Roads and Maritime Services (RMS) director customer and compliance, Peter Wells, has announced two companies will pay compensation for a crash which brought down the Maitland pedestrian bridge in 2009.
“This is the first time in Australia a road compensation order has been issued against parties in the chain of responsibility,” Wells said.
RMS launched the prosecution against all parties in the chain following the pedestrian footbridge collapse that was caused by an overheight heavy vehicle carrying machinery in 2009.
“It was only luck which prevented a more tragic outcome; the pedestrian bridge, which crosses a busy road, is used extensively by school children on a regular basis,” Wells added. “RMS welcomes the outcome of this important case as it sends a strong message to the entire heavy vehicle industry that damaging the state’s infrastructure comes at a cost.
“All parties in the chain of responsibility need to be aware of their responsibilities whether they are a loader, scheduler, driver, owner, consignor or consignee.
“All loads must meet weight and dimension specifications before the truck heads out on to the road. If they do not, RMS will hold all those in the chain responsible.
“This is about everyone in the chain of responsibility doing the right thing and taking reasonable steps to ensure loads meet the regulations.

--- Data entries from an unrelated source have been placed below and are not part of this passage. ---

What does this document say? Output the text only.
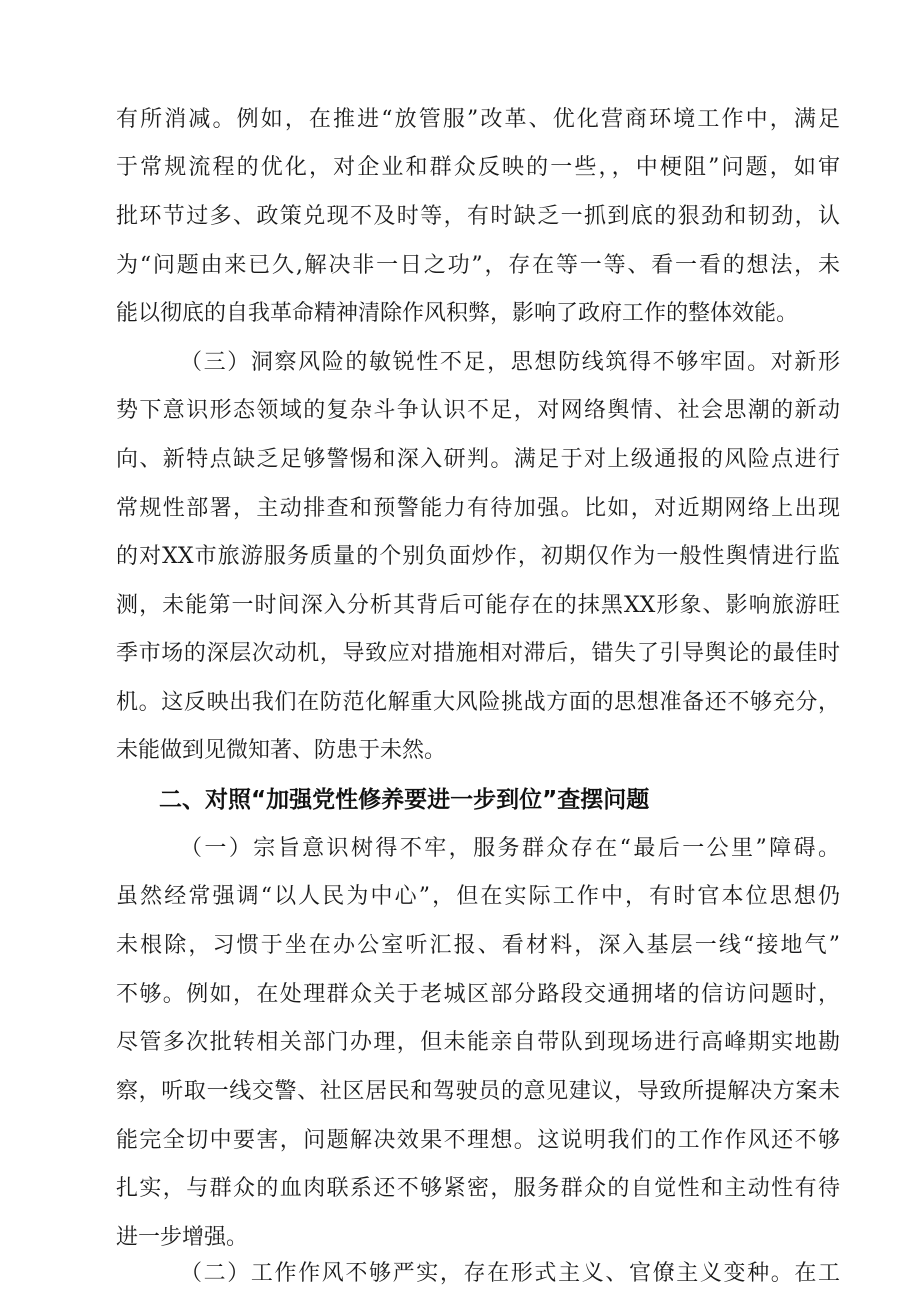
有所消减。例如，在推进“放管服”改革、优化营商环境工作中，满足
于常规流程的优化，对企业和群众反映的一些，，中梗阻”问题，如审
批环节过多、政策兑现不及时等，有时缺乏一抓到底的狠劲和韧劲，认
为“问题由来已久,解决非一日之功”，存在等一等、看一看的想法，未
能以彻底的自我革命精神清除作风积弊，影响了政府工作的整体效能。
（三）洞察风险的敏锐性不足，思想防线筑得不够牢固。对新形
势下意识形态领域的复杂斗争认识不足，对网络舆情、社会思潮的新动
向、新特点缺乏足够警惕和深入研判。满足于对上级通报的风险点进行
常规性部署，主动排查和预警能力有待加强。比如，对近期网络上出现
的对XX市旅游服务质量的个别负面炒作，初期仅作为一般性舆情进行监
测，未能第一时间深入分析其背后可能存在的抹黑XX形象、影响旅游旺
季市场的深层次动机，导致应对措施相对滞后，错失了引导舆论的最佳时
机。这反映出我们在防范化解重大风险挑战方面的思想准备还不够充分，
未能做到见微知著、防患于未然。
二、对照“加强党性修养要进一步到位”查摆问题
（一）宗旨意识树得不牢，服务群众存在“最后一公里”障碍。
虽然经常强调“以人民为中心”，但在实际工作中，有时官本位思想仍
未根除，习惯于坐在办公室听汇报、看材料，深入基层一线“接地气”
不够。例如，在处理群众关于老城区部分路段交通拥堵的信访问题时，
尽管多次批转相关部门办理，但未能亲自带队到现场进行高峰期实地勘
察，听取一线交警、社区居民和驾驶员的意见建议，导致所提解决方案未
能完全切中要害，问题解决效果不理想。这说明我们的工作作风还不够
扎实，与群众的血肉联系还不够紧密，服务群众的自觉性和主动性有待
进一步增强。
（二）工作作风不够严实，存在形式主义、官僚主义变种。在工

The heavy vehicle operator was ordered to pay $1 million in compensation and was fined $16,500 by the court while Rapid Access Australia was ordered to pay $400,000 and was fined $8250.
“The Supreme Court found the consignee Rapid Access Australia and the heavy vehicle operator, Griffiths Garage, guilty of dimension breaches and ordered them to pay most of the cost of replacing the bridge.
“The penalties imposed were at the higher end of the scale indicating the court strongly supports action which improves road safety for all road users.
“The judge, in summing up the case, also made comments on the thoroughness of the RMS investigation, including the volume of the evidence presented to the court.
“This is great news for the local community and residents of NSW in general. The compensation order means the cost of repairing the bridge will be reimbursed so only those responsible for the damage will be out of pocket,” Wells concluded.